EXTINGO UMA PÁGINA DA VIDA - I

José João Murtinheira Branco


Na poesia, quis abusar

das palavras agressivas,

aquelas que vão engrossar

o vocabulário dos protestos.

Escrevi de raiva, frases vivas,

ditadas, sopradas por figuras

anónimas, fãs dos manifestos e da confusão.

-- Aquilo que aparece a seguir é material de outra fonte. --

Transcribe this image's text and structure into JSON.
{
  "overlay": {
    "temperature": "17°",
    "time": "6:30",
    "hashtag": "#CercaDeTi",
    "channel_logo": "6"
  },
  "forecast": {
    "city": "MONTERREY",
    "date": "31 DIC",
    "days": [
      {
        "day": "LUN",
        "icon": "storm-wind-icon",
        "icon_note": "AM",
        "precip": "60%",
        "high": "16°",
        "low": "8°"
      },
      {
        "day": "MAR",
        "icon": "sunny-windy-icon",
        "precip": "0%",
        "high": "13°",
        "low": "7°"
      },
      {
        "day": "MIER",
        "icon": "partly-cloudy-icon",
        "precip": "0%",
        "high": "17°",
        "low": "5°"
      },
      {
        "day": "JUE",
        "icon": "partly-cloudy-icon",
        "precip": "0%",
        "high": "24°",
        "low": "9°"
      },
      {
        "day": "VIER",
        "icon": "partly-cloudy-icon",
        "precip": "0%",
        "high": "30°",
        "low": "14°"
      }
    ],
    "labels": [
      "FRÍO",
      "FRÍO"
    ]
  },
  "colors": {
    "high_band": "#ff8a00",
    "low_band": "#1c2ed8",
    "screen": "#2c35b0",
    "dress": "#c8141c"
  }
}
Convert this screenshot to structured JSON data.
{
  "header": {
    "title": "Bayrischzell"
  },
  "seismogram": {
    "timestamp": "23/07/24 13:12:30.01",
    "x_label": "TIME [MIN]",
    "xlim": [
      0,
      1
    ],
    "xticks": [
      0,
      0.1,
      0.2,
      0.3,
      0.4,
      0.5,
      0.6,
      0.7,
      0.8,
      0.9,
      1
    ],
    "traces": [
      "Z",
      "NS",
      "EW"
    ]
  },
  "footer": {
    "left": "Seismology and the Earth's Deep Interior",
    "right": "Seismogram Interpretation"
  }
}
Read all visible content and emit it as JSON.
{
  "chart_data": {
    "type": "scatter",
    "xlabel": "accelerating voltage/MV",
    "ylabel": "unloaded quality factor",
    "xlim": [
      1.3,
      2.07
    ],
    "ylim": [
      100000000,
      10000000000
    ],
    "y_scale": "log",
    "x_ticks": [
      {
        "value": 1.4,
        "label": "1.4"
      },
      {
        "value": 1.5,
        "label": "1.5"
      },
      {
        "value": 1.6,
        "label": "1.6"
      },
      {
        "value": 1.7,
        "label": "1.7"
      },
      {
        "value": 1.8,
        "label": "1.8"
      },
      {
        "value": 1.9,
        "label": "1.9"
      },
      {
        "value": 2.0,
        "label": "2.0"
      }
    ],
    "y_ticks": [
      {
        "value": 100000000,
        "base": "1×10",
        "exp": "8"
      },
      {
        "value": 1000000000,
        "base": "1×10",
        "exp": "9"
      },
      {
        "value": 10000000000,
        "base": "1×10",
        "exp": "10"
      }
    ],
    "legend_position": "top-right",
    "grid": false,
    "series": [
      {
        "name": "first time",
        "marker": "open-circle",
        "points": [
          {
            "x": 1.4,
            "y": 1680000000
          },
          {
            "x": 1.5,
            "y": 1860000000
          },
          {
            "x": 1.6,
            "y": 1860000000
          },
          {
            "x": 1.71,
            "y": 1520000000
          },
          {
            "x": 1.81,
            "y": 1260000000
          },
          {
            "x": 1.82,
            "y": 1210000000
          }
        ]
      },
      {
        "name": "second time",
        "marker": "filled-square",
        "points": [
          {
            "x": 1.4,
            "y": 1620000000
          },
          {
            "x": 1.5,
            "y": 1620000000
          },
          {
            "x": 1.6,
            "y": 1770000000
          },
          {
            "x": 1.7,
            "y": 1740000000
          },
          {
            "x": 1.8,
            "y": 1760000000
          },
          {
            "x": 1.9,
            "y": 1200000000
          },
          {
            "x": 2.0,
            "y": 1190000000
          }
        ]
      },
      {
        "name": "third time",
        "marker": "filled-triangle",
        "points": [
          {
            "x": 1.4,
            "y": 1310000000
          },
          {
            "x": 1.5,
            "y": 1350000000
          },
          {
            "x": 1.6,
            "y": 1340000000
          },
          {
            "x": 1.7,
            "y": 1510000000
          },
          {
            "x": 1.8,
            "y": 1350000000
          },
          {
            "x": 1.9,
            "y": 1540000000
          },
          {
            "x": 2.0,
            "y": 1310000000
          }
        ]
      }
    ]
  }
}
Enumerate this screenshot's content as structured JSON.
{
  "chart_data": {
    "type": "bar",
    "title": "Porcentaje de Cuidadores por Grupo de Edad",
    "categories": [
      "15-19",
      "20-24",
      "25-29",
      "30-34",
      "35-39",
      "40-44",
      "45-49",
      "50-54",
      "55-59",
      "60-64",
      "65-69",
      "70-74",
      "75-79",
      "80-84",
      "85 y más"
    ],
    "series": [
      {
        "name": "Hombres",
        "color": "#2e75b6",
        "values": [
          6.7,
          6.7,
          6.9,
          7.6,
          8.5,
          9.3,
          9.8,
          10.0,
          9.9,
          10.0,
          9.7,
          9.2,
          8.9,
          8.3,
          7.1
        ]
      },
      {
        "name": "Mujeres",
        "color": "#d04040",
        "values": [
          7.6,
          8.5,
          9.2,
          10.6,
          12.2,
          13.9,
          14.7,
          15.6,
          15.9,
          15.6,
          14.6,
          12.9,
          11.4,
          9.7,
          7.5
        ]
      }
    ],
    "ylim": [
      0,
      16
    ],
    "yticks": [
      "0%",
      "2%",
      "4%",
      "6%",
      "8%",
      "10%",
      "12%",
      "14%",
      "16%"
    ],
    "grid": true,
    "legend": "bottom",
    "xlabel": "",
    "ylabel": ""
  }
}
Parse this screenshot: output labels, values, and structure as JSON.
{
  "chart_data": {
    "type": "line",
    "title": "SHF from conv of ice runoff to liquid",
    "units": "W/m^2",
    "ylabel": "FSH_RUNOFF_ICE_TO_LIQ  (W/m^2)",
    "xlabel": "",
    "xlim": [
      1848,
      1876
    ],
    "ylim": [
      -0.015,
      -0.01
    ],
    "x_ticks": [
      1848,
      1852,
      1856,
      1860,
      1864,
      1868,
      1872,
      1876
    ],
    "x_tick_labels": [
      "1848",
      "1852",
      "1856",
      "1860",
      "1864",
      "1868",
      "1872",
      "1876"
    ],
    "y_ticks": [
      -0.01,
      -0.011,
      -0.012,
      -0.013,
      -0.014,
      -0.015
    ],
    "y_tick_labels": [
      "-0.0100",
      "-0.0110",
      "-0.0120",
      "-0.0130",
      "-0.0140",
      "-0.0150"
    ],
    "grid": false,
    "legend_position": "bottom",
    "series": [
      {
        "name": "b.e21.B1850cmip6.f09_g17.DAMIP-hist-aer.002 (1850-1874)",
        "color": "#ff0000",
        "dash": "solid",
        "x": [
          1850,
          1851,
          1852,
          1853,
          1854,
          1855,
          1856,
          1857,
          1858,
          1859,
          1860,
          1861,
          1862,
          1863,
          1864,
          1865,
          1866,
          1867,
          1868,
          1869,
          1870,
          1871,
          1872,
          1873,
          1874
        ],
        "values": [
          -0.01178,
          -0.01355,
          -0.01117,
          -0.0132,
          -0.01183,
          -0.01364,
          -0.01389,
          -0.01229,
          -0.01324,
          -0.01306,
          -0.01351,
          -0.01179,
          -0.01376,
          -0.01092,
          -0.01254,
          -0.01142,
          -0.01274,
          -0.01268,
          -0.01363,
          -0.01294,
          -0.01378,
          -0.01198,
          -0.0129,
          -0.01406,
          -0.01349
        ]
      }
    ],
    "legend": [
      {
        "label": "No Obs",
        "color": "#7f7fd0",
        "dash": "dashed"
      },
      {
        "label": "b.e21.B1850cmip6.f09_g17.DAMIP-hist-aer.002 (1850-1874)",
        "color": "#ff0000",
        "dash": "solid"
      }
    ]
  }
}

Li, e reli, rasgando as passagens ofensivas

e com elas fui engolindo agruras,

mastigadas no tempo em depuração…

Entre nós e as palavras, extingo

o meu querer e a agrura

exorcizando um destino

omisso de ventura….

Afastei o nevoeiro que a razão impele

que o meu grito sufoque e saia assim

engolido em seco, sufocado na garganta

por cenas vividas, múltiplos repúdios

acantonados à flor da pele.

Metamorfoses aprisionadas em mim,

decantam em crescente, por a dor ser tanta,

virtuais compassos de espera! Autênticos interlúdios

trabalhados, em árias de gemidos dedilhados,

por mãos brancas de músicos amortalhados.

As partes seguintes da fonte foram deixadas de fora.